Sun Hawk had been going through the house like an Indian tornado. Finally he tossed a pair of shoes onto the pile and said with a grin, “All aboard, Freddy, for the pueblo. We’re sorry to leave you, Ruth, but we’ll be seeing you.” He clucked to the horses, slapped the reins on their backs, and Lord Freddy and Sun Hawk went rumbling off. I stood rather in a daze, thinking a little bitterly that it’s a man’s world after all.

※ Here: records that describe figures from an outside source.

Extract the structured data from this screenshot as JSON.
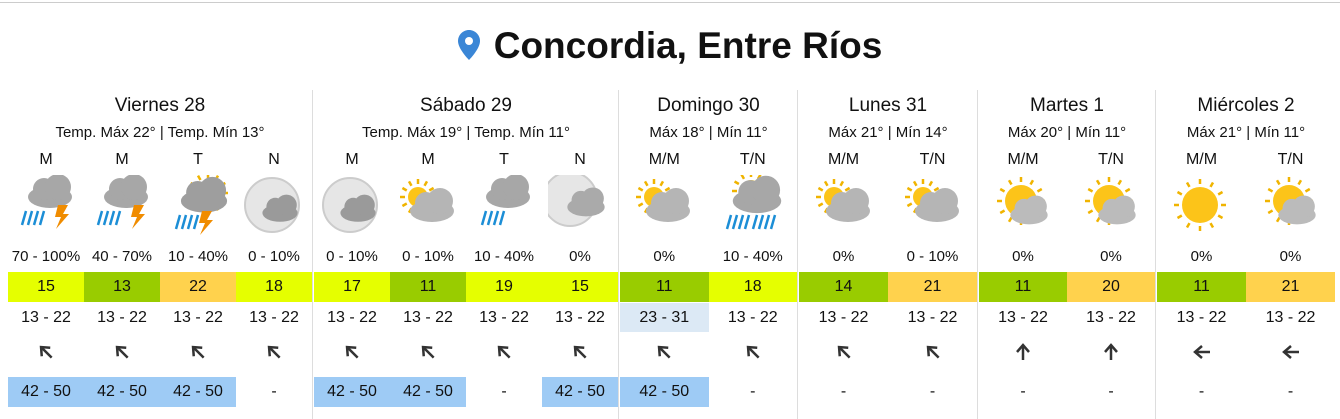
{
  "title": "Concordia, Entre Ríos",
  "days": [
    {
      "name": "Viernes 28",
      "summary": "Temp. Máx 22° | Temp. Mín 13°",
      "periods": [
        {
          "label": "M",
          "probability": "70 - 100%",
          "value": 15,
          "color": "#e5ff00",
          "range": "13 - 22",
          "gust": "42 - 50",
          "gust_color": "#9ecbf5"
        },
        {
          "label": "M",
          "probability": "40 - 70%",
          "value": 13,
          "color": "#99cc00",
          "range": "13 - 22",
          "gust": "42 - 50",
          "gust_color": "#9ecbf5"
        },
        {
          "label": "T",
          "probability": "10 - 40%",
          "value": 22,
          "color": "#ffd24d",
          "range": "13 - 22",
          "gust": "42 - 50",
          "gust_color": "#9ecbf5"
        },
        {
          "label": "N",
          "probability": "0 - 10%",
          "value": 18,
          "color": "#e5ff00",
          "range": "13 - 22",
          "gust": "-"
        }
      ]
    },
    {
      "name": "Sábado 29",
      "summary": "Temp. Máx 19° | Temp. Mín 11°",
      "periods": [
        {
          "label": "M",
          "probability": "0 - 10%",
          "value": 17,
          "color": "#e5ff00",
          "range": "13 - 22",
          "gust": "42 - 50",
          "gust_color": "#9ecbf5"
        },
        {
          "label": "M",
          "probability": "0 - 10%",
          "value": 11,
          "color": "#99cc00",
          "range": "13 - 22",
          "gust": "42 - 50",
          "gust_color": "#9ecbf5"
        },
        {
          "label": "T",
          "probability": "10 - 40%",
          "value": 19,
          "color": "#e5ff00",
          "range": "13 - 22",
          "gust": "-"
        },
        {
          "label": "N",
          "probability": "0%",
          "value": 15,
          "color": "#e5ff00",
          "range": "13 - 22",
          "gust": "42 - 50",
          "gust_color": "#9ecbf5"
        }
      ]
    },
    {
      "name": "Domingo 30",
      "summary": "Máx 18° | Mín 11°",
      "periods": [
        {
          "label": "M/M",
          "probability": "0%",
          "value": 11,
          "color": "#99cc00",
          "range": "23 - 31",
          "range_color": "#dce9f5",
          "gust": "42 - 50",
          "gust_color": "#9ecbf5"
        },
        {
          "label": "T/N",
          "probability": "10 - 40%",
          "value": 18,
          "color": "#e5ff00",
          "range": "13 - 22",
          "gust": "-"
        }
      ]
    },
    {
      "name": "Lunes 31",
      "summary": "Máx 21° | Mín 14°",
      "periods": [
        {
          "label": "M/M",
          "probability": "0%",
          "value": 14,
          "color": "#99cc00",
          "range": "13 - 22",
          "gust": "-"
        },
        {
          "label": "T/N",
          "probability": "0 - 10%",
          "value": 21,
          "color": "#ffd24d",
          "range": "13 - 22",
          "gust": "-"
        }
      ]
    },
    {
      "name": "Martes 1",
      "summary": "Máx 20° | Mín 11°",
      "periods": [
        {
          "label": "M/M",
          "probability": "0%",
          "value": 11,
          "color": "#99cc00",
          "range": "13 - 22",
          "gust": "-"
        },
        {
          "label": "T/N",
          "probability": "0%",
          "value": 20,
          "color": "#ffd24d",
          "range": "13 - 22",
          "gust": "-"
        }
      ]
    },
    {
      "name": "Miércoles 2",
      "summary": "Máx 21° | Mín 11°",
      "periods": [
        {
          "label": "M/M",
          "probability": "0%",
          "value": 11,
          "color": "#99cc00",
          "range": "13 - 22",
          "gust": "-"
        },
        {
          "label": "T/N",
          "probability": "0%",
          "value": 21,
          "color": "#ffd24d",
          "range": "13 - 22",
          "gust": "-"
        }
      ]
    }
  ]
}
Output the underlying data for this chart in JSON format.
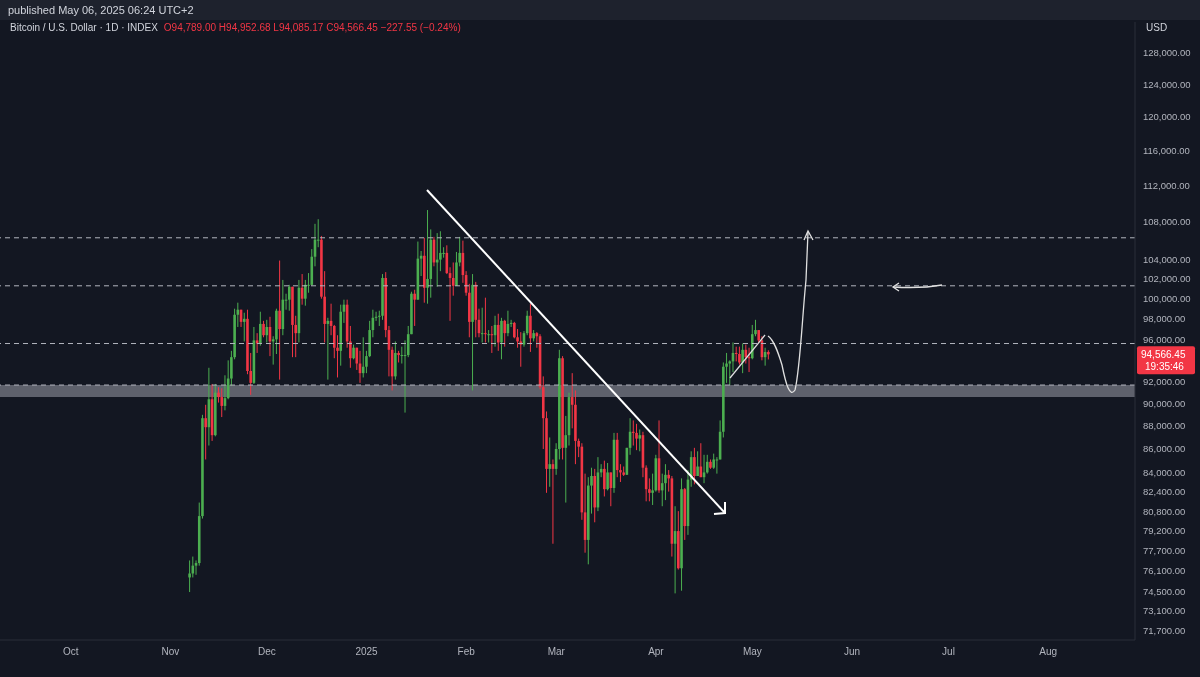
{
  "chart_data": {
    "type": "candlestick",
    "title": "Bitcoin / U.S. Dollar · 1D · INDEX",
    "subtitle": "O94,789.00 H94,952.68 L94,085.17 C94,566.45 −227.55 (−0.24%)",
    "ylabel": "USD",
    "annotations": [
      "published May 06, 2025 06:24 UTC+2",
      "94,566.45",
      "19:35:46"
    ],
    "log": "y",
    "xlim": [
      "2024-09-09",
      "2025-08-28"
    ],
    "xticks": [
      {
        "value": "2024-10-01",
        "label": "Oct"
      },
      {
        "value": "2024-11-01",
        "label": "Nov"
      },
      {
        "value": "2024-12-01",
        "label": "Dec"
      },
      {
        "value": "2025-01-01",
        "label": "2025"
      },
      {
        "value": "2025-02-01",
        "label": "Feb"
      },
      {
        "value": "2025-03-01",
        "label": "Mar"
      },
      {
        "value": "2025-04-01",
        "label": "Apr"
      },
      {
        "value": "2025-05-01",
        "label": "May"
      },
      {
        "value": "2025-06-01",
        "label": "Jun"
      },
      {
        "value": "2025-07-01",
        "label": "Jul"
      },
      {
        "value": "2025-08-01",
        "label": "Aug"
      }
    ],
    "ylim": [
      71000,
      132000
    ],
    "yticks": [
      {
        "value": 71700,
        "label": "71,700.00"
      },
      {
        "value": 73100,
        "label": "73,100.00"
      },
      {
        "value": 74500,
        "label": "74,500.00"
      },
      {
        "value": 76100,
        "label": "76,100.00"
      },
      {
        "value": 77700,
        "label": "77,700.00"
      },
      {
        "value": 79200,
        "label": "79,200.00"
      },
      {
        "value": 80800,
        "label": "80,800.00"
      },
      {
        "value": 82400,
        "label": "82,400.00"
      },
      {
        "value": 84000,
        "label": "84,000.00"
      },
      {
        "value": 86000,
        "label": "86,000.00"
      },
      {
        "value": 88000,
        "label": "88,000.00"
      },
      {
        "value": 90000,
        "label": "90,000.00"
      },
      {
        "value": 92000,
        "label": "92,000.00"
      },
      {
        "value": 96000,
        "label": "96,000.00"
      },
      {
        "value": 98000,
        "label": "98,000.00"
      },
      {
        "value": 100000,
        "label": "100,000.00"
      },
      {
        "value": 102000,
        "label": "102,000.00"
      },
      {
        "value": 104000,
        "label": "104,000.00"
      },
      {
        "value": 108000,
        "label": "108,000.00"
      },
      {
        "value": 112000,
        "label": "112,000.00"
      },
      {
        "value": 116000,
        "label": "116,000.00"
      },
      {
        "value": 120000,
        "label": "120,000.00"
      },
      {
        "value": 124000,
        "label": "124,000.00"
      },
      {
        "value": 128000,
        "label": "128,000.00"
      }
    ],
    "ref_lines": [
      {
        "axis": "y",
        "value": 106300,
        "color": "#b2b5be",
        "line_style": "dashed"
      },
      {
        "axis": "y",
        "value": 101300,
        "color": "#b2b5be",
        "line_style": "dashed"
      },
      {
        "axis": "y",
        "value": 95600,
        "color": "#b2b5be",
        "line_style": "dashed"
      },
      {
        "axis": "y",
        "value": 91700,
        "color": "#b2b5be",
        "line_style": "dashed"
      }
    ],
    "bands": [
      {
        "axis": "y",
        "from": 90600,
        "to": 91700,
        "color": "#787b86"
      }
    ],
    "x": [
      "2024-11-07",
      "2024-11-08",
      "2024-11-09",
      "2024-11-10",
      "2024-11-11",
      "2024-11-12",
      "2024-11-13",
      "2024-11-14",
      "2024-11-15",
      "2024-11-16",
      "2024-11-17",
      "2024-11-18",
      "2024-11-19",
      "2024-11-20",
      "2024-11-21",
      "2024-11-22",
      "2024-11-23",
      "2024-11-24",
      "2024-11-25",
      "2024-11-26",
      "2024-11-27",
      "2024-11-28",
      "2024-11-29",
      "2024-11-30",
      "2024-12-01",
      "2024-12-02",
      "2024-12-03",
      "2024-12-04",
      "2024-12-05",
      "2024-12-06",
      "2024-12-07",
      "2024-12-08",
      "2024-12-09",
      "2024-12-10",
      "2024-12-11",
      "2024-12-12",
      "2024-12-13",
      "2024-12-14",
      "2024-12-15",
      "2024-12-16",
      "2024-12-17",
      "2024-12-18",
      "2024-12-19",
      "2024-12-20",
      "2024-12-21",
      "2024-12-22",
      "2024-12-23",
      "2024-12-24",
      "2024-12-25",
      "2024-12-26",
      "2024-12-27",
      "2024-12-28",
      "2024-12-29",
      "2024-12-30",
      "2024-12-31",
      "2025-01-01",
      "2025-01-02",
      "2025-01-03",
      "2025-01-04",
      "2025-01-05",
      "2025-01-06",
      "2025-01-07",
      "2025-01-08",
      "2025-01-09",
      "2025-01-10",
      "2025-01-11",
      "2025-01-12",
      "2025-01-13",
      "2025-01-14",
      "2025-01-15",
      "2025-01-16",
      "2025-01-17",
      "2025-01-18",
      "2025-01-19",
      "2025-01-20",
      "2025-01-21",
      "2025-01-22",
      "2025-01-23",
      "2025-01-24",
      "2025-01-25",
      "2025-01-26",
      "2025-01-27",
      "2025-01-28",
      "2025-01-29",
      "2025-01-30",
      "2025-01-31",
      "2025-02-01",
      "2025-02-02",
      "2025-02-03",
      "2025-02-04",
      "2025-02-05",
      "2025-02-06",
      "2025-02-07",
      "2025-02-08",
      "2025-02-09",
      "2025-02-10",
      "2025-02-11",
      "2025-02-12",
      "2025-02-13",
      "2025-02-14",
      "2025-02-15",
      "2025-02-16",
      "2025-02-17",
      "2025-02-18",
      "2025-02-19",
      "2025-02-20",
      "2025-02-21",
      "2025-02-22",
      "2025-02-23",
      "2025-02-24",
      "2025-02-25",
      "2025-02-26",
      "2025-02-27",
      "2025-02-28",
      "2025-03-01",
      "2025-03-02",
      "2025-03-03",
      "2025-03-04",
      "2025-03-05",
      "2025-03-06",
      "2025-03-07",
      "2025-03-08",
      "2025-03-09",
      "2025-03-10",
      "2025-03-11",
      "2025-03-12",
      "2025-03-13",
      "2025-03-14",
      "2025-03-15",
      "2025-03-16",
      "2025-03-17",
      "2025-03-18",
      "2025-03-19",
      "2025-03-20",
      "2025-03-21",
      "2025-03-22",
      "2025-03-23",
      "2025-03-24",
      "2025-03-25",
      "2025-03-26",
      "2025-03-27",
      "2025-03-28",
      "2025-03-29",
      "2025-03-30",
      "2025-03-31",
      "2025-04-01",
      "2025-04-02",
      "2025-04-03",
      "2025-04-04",
      "2025-04-05",
      "2025-04-06",
      "2025-04-07",
      "2025-04-08",
      "2025-04-09",
      "2025-04-10",
      "2025-04-11",
      "2025-04-12",
      "2025-04-13",
      "2025-04-14",
      "2025-04-15",
      "2025-04-16",
      "2025-04-17",
      "2025-04-18",
      "2025-04-19",
      "2025-04-20",
      "2025-04-21",
      "2025-04-22",
      "2025-04-23",
      "2025-04-24",
      "2025-04-25",
      "2025-04-26",
      "2025-04-27",
      "2025-04-28",
      "2025-04-29",
      "2025-04-30",
      "2025-05-01",
      "2025-05-02",
      "2025-05-03",
      "2025-05-04",
      "2025-05-05",
      "2025-05-06"
    ],
    "ohlc": [
      [
        75600,
        76900,
        74500,
        75900
      ],
      [
        75900,
        77200,
        75600,
        76500
      ],
      [
        76500,
        76900,
        75800,
        76700
      ],
      [
        76700,
        81500,
        76500,
        80400
      ],
      [
        80400,
        89000,
        80200,
        88700
      ],
      [
        88700,
        89900,
        85100,
        87900
      ],
      [
        87900,
        93300,
        86300,
        90400
      ],
      [
        90400,
        91800,
        86700,
        87200
      ],
      [
        87200,
        91800,
        87100,
        91000
      ],
      [
        91000,
        91500,
        90100,
        90600
      ],
      [
        90600,
        91400,
        88800,
        89800
      ],
      [
        89800,
        92600,
        89400,
        90500
      ],
      [
        90500,
        94000,
        90400,
        92300
      ],
      [
        92300,
        94900,
        91600,
        94300
      ],
      [
        94300,
        99000,
        94100,
        98400
      ],
      [
        98400,
        99600,
        97200,
        98900
      ],
      [
        98900,
        98900,
        97200,
        97700
      ],
      [
        97700,
        98600,
        95800,
        98000
      ],
      [
        98000,
        98900,
        92700,
        93000
      ],
      [
        93000,
        94700,
        90800,
        91900
      ],
      [
        91900,
        97200,
        91800,
        95900
      ],
      [
        95900,
        96600,
        94700,
        95600
      ],
      [
        95600,
        98700,
        95400,
        97500
      ],
      [
        97500,
        97800,
        96200,
        96400
      ],
      [
        96400,
        97900,
        95700,
        97200
      ],
      [
        97200,
        98200,
        94400,
        95800
      ],
      [
        95800,
        96300,
        93600,
        96000
      ],
      [
        96000,
        99000,
        94600,
        98800
      ],
      [
        98800,
        103900,
        92200,
        97000
      ],
      [
        97000,
        101900,
        96400,
        99900
      ],
      [
        99900,
        100500,
        98900,
        99900
      ],
      [
        99900,
        101400,
        98800,
        101200
      ],
      [
        101200,
        101200,
        94300,
        97400
      ],
      [
        97400,
        98300,
        94300,
        96600
      ],
      [
        96600,
        101900,
        95700,
        101100
      ],
      [
        101100,
        102500,
        99400,
        100000
      ],
      [
        100000,
        101900,
        99300,
        101400
      ],
      [
        101400,
        102600,
        100600,
        101400
      ],
      [
        101400,
        105100,
        101300,
        104300
      ],
      [
        104300,
        107800,
        103300,
        106100
      ],
      [
        106100,
        108300,
        105300,
        106100
      ],
      [
        106100,
        106500,
        100000,
        100200
      ],
      [
        100200,
        102800,
        95700,
        97500
      ],
      [
        97500,
        98100,
        92200,
        97800
      ],
      [
        97800,
        99500,
        96400,
        97300
      ],
      [
        97300,
        97400,
        94200,
        95200
      ],
      [
        95200,
        96400,
        92400,
        94900
      ],
      [
        94900,
        99400,
        93500,
        98700
      ],
      [
        98700,
        99900,
        97600,
        99400
      ],
      [
        99400,
        99900,
        95200,
        95800
      ],
      [
        95800,
        97300,
        93300,
        94200
      ],
      [
        94200,
        95500,
        94100,
        95200
      ],
      [
        95200,
        95200,
        93100,
        93700
      ],
      [
        93700,
        94900,
        91900,
        92800
      ],
      [
        92800,
        96200,
        92400,
        93400
      ],
      [
        93400,
        94900,
        92800,
        94400
      ],
      [
        94400,
        97800,
        94300,
        96900
      ],
      [
        96900,
        98900,
        96200,
        98100
      ],
      [
        98100,
        98700,
        97800,
        98200
      ],
      [
        98200,
        98800,
        97300,
        98300
      ],
      [
        98300,
        102500,
        97900,
        102100
      ],
      [
        102100,
        102700,
        96200,
        96900
      ],
      [
        96900,
        97300,
        92500,
        95000
      ],
      [
        95000,
        95300,
        91200,
        92500
      ],
      [
        92500,
        95800,
        92200,
        94700
      ],
      [
        94700,
        94900,
        93800,
        94500
      ],
      [
        94500,
        95300,
        93700,
        94500
      ],
      [
        94500,
        95900,
        89200,
        94500
      ],
      [
        94500,
        97300,
        94300,
        96500
      ],
      [
        96500,
        100700,
        96500,
        100500
      ],
      [
        100500,
        100900,
        97300,
        99900
      ],
      [
        99900,
        105900,
        99900,
        104100
      ],
      [
        104100,
        104900,
        102300,
        104400
      ],
      [
        104400,
        106300,
        99600,
        101100
      ],
      [
        101100,
        109300,
        99500,
        102000
      ],
      [
        102000,
        107200,
        100100,
        106100
      ],
      [
        106100,
        106400,
        103300,
        103700
      ],
      [
        103700,
        106800,
        101200,
        104000
      ],
      [
        104000,
        107000,
        102800,
        104700
      ],
      [
        104700,
        105300,
        104200,
        104700
      ],
      [
        104700,
        105500,
        102500,
        102600
      ],
      [
        102600,
        103200,
        97800,
        102100
      ],
      [
        102100,
        103700,
        100300,
        101300
      ],
      [
        101300,
        104800,
        101300,
        103700
      ],
      [
        103700,
        106400,
        103300,
        104700
      ],
      [
        104700,
        106000,
        101600,
        102400
      ],
      [
        102400,
        102800,
        100300,
        100600
      ],
      [
        100600,
        101500,
        96200,
        97700
      ],
      [
        97700,
        102500,
        91200,
        101400
      ],
      [
        101400,
        101700,
        96200,
        97900
      ],
      [
        97900,
        99000,
        96200,
        96600
      ],
      [
        96600,
        99100,
        95700,
        96600
      ],
      [
        96600,
        100100,
        95700,
        96500
      ],
      [
        96500,
        96900,
        95700,
        96500
      ],
      [
        96500,
        97300,
        94700,
        96400
      ],
      [
        96400,
        98300,
        95300,
        97400
      ],
      [
        97400,
        98500,
        94900,
        95700
      ],
      [
        95700,
        98100,
        94100,
        97800
      ],
      [
        97800,
        97900,
        95300,
        96600
      ],
      [
        96600,
        98800,
        96300,
        97500
      ],
      [
        97500,
        97900,
        97200,
        97600
      ],
      [
        97600,
        97700,
        96100,
        96200
      ],
      [
        96200,
        97000,
        95200,
        95800
      ],
      [
        95800,
        96700,
        93400,
        95500
      ],
      [
        95500,
        96800,
        95300,
        96600
      ],
      [
        96600,
        98800,
        96400,
        98300
      ],
      [
        98300,
        99500,
        94800,
        96100
      ],
      [
        96100,
        96900,
        95800,
        96600
      ],
      [
        96600,
        96700,
        95200,
        96300
      ],
      [
        96300,
        96500,
        91300,
        91500
      ],
      [
        91500,
        92500,
        86000,
        88700
      ],
      [
        88700,
        89300,
        82300,
        84300
      ],
      [
        84300,
        87000,
        82800,
        84700
      ],
      [
        84700,
        85100,
        78200,
        84300
      ],
      [
        84300,
        86500,
        83800,
        86000
      ],
      [
        86000,
        95000,
        85100,
        94200
      ],
      [
        94200,
        94400,
        85100,
        86100
      ],
      [
        86100,
        88900,
        81500,
        87200
      ],
      [
        87200,
        91000,
        86300,
        90600
      ],
      [
        90600,
        92800,
        87800,
        89900
      ],
      [
        89900,
        91200,
        84700,
        86700
      ],
      [
        86700,
        86900,
        85300,
        86200
      ],
      [
        86200,
        86500,
        80100,
        80700
      ],
      [
        80700,
        83900,
        77500,
        78500
      ],
      [
        78500,
        83600,
        76600,
        82900
      ],
      [
        82900,
        84400,
        80600,
        83700
      ],
      [
        83700,
        84300,
        79900,
        81100
      ],
      [
        81100,
        85300,
        80800,
        84000
      ],
      [
        84000,
        84700,
        83600,
        84300
      ],
      [
        84300,
        85000,
        82000,
        82600
      ],
      [
        82600,
        84800,
        82500,
        84000
      ],
      [
        84000,
        84000,
        81200,
        82700
      ],
      [
        82700,
        87400,
        82300,
        86800
      ],
      [
        86800,
        87400,
        83600,
        84200
      ],
      [
        84200,
        84700,
        83200,
        84000
      ],
      [
        84000,
        84500,
        83700,
        83800
      ],
      [
        83800,
        86100,
        83800,
        86100
      ],
      [
        86100,
        88700,
        85500,
        87500
      ],
      [
        87500,
        88500,
        86300,
        87400
      ],
      [
        87400,
        88200,
        85900,
        86900
      ],
      [
        86900,
        87700,
        85800,
        87200
      ],
      [
        87200,
        87500,
        83600,
        84400
      ],
      [
        84400,
        84600,
        81600,
        82600
      ],
      [
        82600,
        83500,
        81600,
        82300
      ],
      [
        82300,
        83900,
        81300,
        82500
      ],
      [
        82500,
        85500,
        82400,
        85200
      ],
      [
        85200,
        88500,
        82300,
        82500
      ],
      [
        82500,
        83900,
        81200,
        83100
      ],
      [
        83100,
        84700,
        81700,
        83800
      ],
      [
        83800,
        84200,
        82400,
        83500
      ],
      [
        83500,
        83700,
        77200,
        78200
      ],
      [
        78200,
        81200,
        74400,
        79200
      ],
      [
        79200,
        80800,
        76200,
        76300
      ],
      [
        76300,
        83500,
        74600,
        82600
      ],
      [
        82600,
        82700,
        78500,
        79600
      ],
      [
        79600,
        84200,
        78900,
        83400
      ],
      [
        83400,
        85800,
        82800,
        85300
      ],
      [
        85300,
        86100,
        83000,
        83700
      ],
      [
        83700,
        85800,
        83700,
        84500
      ],
      [
        84500,
        86500,
        83600,
        83600
      ],
      [
        83600,
        85500,
        83100,
        84000
      ],
      [
        84000,
        85500,
        83900,
        84900
      ],
      [
        84900,
        85100,
        84300,
        84400
      ],
      [
        84400,
        85600,
        84300,
        85100
      ],
      [
        85100,
        85300,
        83900,
        85100
      ],
      [
        85100,
        88500,
        85100,
        87500
      ],
      [
        87500,
        93800,
        87000,
        93400
      ],
      [
        93400,
        94700,
        91900,
        93700
      ],
      [
        93700,
        94000,
        91700,
        93900
      ],
      [
        93900,
        95700,
        92900,
        94700
      ],
      [
        94700,
        95300,
        93900,
        94600
      ],
      [
        94600,
        95300,
        93600,
        93800
      ],
      [
        93800,
        95600,
        92800,
        95000
      ],
      [
        95000,
        95500,
        93700,
        94300
      ],
      [
        94300,
        95200,
        92900,
        94200
      ],
      [
        94200,
        97400,
        94100,
        96500
      ],
      [
        96500,
        97900,
        96300,
        96900
      ],
      [
        96900,
        96900,
        95700,
        95900
      ],
      [
        95900,
        96300,
        94000,
        94300
      ],
      [
        94300,
        95200,
        93500,
        94789
      ],
      [
        94789,
        94952.68,
        94085.17,
        94566.45
      ]
    ]
  }
}
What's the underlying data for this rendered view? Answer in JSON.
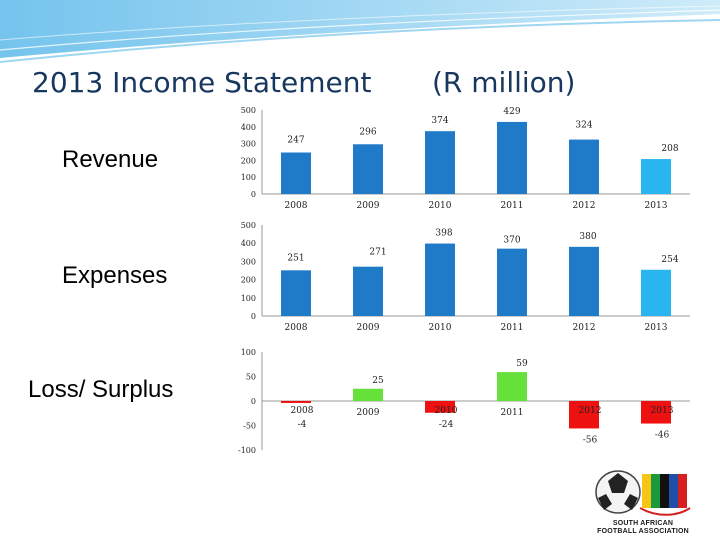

Epilogocito (Little Epilogue)

Yesterday I had lunch in the little house in the orchard with Lord Freddy and Madrecita, Sun Hawk’s mother, who has completely adopted Freddy. Madrecita must be over seventy, but her hair is shiny tar black; her wise old Indian eyes follow her adopted son’s movements with affection. She is fat and comfortable—and utterly lovable. She speaks little English, but the understanding which my cousin and she have reached does not seem to need many words.

We sat in the tiny, snug living room, gay with Indian blankets and pottery that Madercita herself had made, before the whitewashed Indian fireplace, drinking small glasses of plum wine that she had also made. The Aztec puppy bounced about happily outside; a horse ambled up to look in the window and went on. A long line of Madrecita’s white ducks quacked questioningly at the door for food. Freddy broke up bread and threw it to them.

“Y’know, my deah,” remarked Lord Freddy, “actually, it’s quite remarkable, don’t you think, for an Englishman to be rescued by American Indians?” He was thoughtful for a moment. “Madrecita, Sun Hawk, and I have already begun to collaborate on our language project. I have already found authentic relationship between many words of the Taos dialect and Chinese. Perhaps we shall make great discoveries…”

What Lord Freddy and the Indians may discover, no one yet knows. But I do know that in a hectic world which has won a war but not a peace, in the little house in Madrecita's orchard under the shadow of the sacred Taos Mountain, there is an aura of quiet contentment that is almost tangible.